Connected by its own fiber-optic network, SBGrid pools processor power for each lab’s sporadic but intensive computing needs. Conceptually, the system works like the famous SETI@home program that searches the cosmos for alien life by running calculations on people’s desktops. SBGrid works similarly by breaking down the problem among a large number of scientifically dedicated but often idle computers. The physical grid greatly beefs up the computational muscle available to any one researcher without a major investment in more computers.
“At every stage in structural biology—and this is especially true in EM—one is limited in what one can achieve by what one can compute,” Harrison said. “There is a frontier component beyond the service that involves innovative ways of organizing calculations so they are adapted to the grid environment.”

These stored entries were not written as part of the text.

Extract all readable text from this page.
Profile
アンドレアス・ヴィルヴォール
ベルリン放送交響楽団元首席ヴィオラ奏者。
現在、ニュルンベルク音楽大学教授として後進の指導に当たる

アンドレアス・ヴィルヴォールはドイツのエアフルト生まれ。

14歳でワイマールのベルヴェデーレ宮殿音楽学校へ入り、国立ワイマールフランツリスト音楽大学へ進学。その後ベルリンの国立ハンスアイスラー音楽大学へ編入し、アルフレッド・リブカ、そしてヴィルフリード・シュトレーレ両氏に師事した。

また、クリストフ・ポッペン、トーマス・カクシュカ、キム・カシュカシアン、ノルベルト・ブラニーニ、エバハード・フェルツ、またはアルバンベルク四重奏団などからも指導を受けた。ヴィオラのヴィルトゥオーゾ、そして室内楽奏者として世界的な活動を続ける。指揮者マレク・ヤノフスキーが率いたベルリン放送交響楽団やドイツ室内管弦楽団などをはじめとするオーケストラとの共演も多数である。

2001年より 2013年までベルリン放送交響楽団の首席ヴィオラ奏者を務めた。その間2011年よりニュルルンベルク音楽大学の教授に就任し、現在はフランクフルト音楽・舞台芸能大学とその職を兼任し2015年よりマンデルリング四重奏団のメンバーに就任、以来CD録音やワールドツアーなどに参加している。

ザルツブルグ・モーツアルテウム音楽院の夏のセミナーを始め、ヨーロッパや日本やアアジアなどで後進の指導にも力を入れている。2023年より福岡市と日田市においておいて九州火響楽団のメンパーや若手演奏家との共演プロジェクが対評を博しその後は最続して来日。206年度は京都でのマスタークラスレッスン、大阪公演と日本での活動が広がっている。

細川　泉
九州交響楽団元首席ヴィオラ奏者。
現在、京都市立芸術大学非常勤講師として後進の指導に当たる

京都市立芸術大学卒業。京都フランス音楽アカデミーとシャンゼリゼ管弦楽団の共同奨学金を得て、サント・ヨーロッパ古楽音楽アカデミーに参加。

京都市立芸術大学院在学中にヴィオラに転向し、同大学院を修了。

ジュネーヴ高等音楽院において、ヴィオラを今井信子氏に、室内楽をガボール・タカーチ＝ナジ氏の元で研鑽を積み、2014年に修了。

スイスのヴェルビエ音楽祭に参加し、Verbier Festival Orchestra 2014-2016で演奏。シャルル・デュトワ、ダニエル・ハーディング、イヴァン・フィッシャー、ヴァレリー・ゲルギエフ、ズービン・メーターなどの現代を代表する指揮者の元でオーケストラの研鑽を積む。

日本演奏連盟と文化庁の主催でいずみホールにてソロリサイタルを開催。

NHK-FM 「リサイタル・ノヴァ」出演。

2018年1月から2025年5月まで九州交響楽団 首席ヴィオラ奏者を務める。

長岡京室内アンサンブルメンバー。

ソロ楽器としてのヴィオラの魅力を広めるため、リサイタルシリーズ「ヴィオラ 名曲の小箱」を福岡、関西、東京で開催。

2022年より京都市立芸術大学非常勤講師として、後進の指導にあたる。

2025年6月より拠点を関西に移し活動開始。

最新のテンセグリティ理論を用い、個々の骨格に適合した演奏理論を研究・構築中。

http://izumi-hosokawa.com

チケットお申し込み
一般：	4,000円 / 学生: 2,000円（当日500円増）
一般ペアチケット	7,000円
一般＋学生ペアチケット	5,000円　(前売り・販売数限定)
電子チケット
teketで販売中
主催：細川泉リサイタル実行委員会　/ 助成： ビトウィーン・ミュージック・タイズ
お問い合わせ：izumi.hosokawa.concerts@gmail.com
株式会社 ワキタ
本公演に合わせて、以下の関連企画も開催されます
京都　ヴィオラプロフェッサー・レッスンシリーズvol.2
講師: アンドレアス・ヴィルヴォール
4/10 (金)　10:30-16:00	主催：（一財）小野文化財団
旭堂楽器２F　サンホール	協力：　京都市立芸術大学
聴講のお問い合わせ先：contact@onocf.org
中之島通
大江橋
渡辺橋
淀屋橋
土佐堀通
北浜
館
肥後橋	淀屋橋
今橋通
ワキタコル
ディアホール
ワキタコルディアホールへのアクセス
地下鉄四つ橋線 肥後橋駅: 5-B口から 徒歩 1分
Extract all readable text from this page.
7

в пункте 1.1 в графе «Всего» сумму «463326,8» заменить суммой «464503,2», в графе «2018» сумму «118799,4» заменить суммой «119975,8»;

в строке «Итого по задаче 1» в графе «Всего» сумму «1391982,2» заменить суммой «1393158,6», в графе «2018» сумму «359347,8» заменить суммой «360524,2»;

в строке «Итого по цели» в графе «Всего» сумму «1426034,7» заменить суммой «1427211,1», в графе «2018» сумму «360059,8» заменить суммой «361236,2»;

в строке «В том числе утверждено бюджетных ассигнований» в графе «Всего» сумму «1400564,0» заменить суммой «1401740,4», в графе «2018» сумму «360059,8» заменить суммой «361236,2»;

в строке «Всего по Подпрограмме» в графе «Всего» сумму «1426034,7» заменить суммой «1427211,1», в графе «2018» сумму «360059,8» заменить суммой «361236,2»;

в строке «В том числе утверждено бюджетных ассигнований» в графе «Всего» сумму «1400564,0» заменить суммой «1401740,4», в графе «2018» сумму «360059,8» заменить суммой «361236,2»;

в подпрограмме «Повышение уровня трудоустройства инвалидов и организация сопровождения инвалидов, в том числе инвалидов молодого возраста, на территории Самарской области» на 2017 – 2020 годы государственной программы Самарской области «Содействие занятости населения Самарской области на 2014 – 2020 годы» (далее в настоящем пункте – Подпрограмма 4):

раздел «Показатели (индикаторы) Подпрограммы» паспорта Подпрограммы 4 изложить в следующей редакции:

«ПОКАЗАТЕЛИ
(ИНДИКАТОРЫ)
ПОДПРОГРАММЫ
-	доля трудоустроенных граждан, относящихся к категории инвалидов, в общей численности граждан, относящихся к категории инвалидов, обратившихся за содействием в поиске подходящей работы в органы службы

Last year, thanks to a grant from the National Science Foundation, SBGrid joined the Open Science Grid, a nationwide initiative. This expands the potential computing power available to all hardwired local SBGrid members and, conversely, makes the structural biology resources more widely available.
“Simulation and data analysis are a central part of modern science. You don’t have a lot of people at blackboards thinking up theories,” said Ian Stokes-Rees, a postdoctoral fellow in the Sliz lab.
SBGrid member Rachelle Gaudet, a structural biologist at Harvard, is looking forward to the first-ever SBGrid users symposium, “Quo Vadis Structural Biology,” at the new research building May 5 to 6. She first joined for the software, welcomed the extra computing power, and anticipates benefiting from the structural biology and computational community built by SBGrid.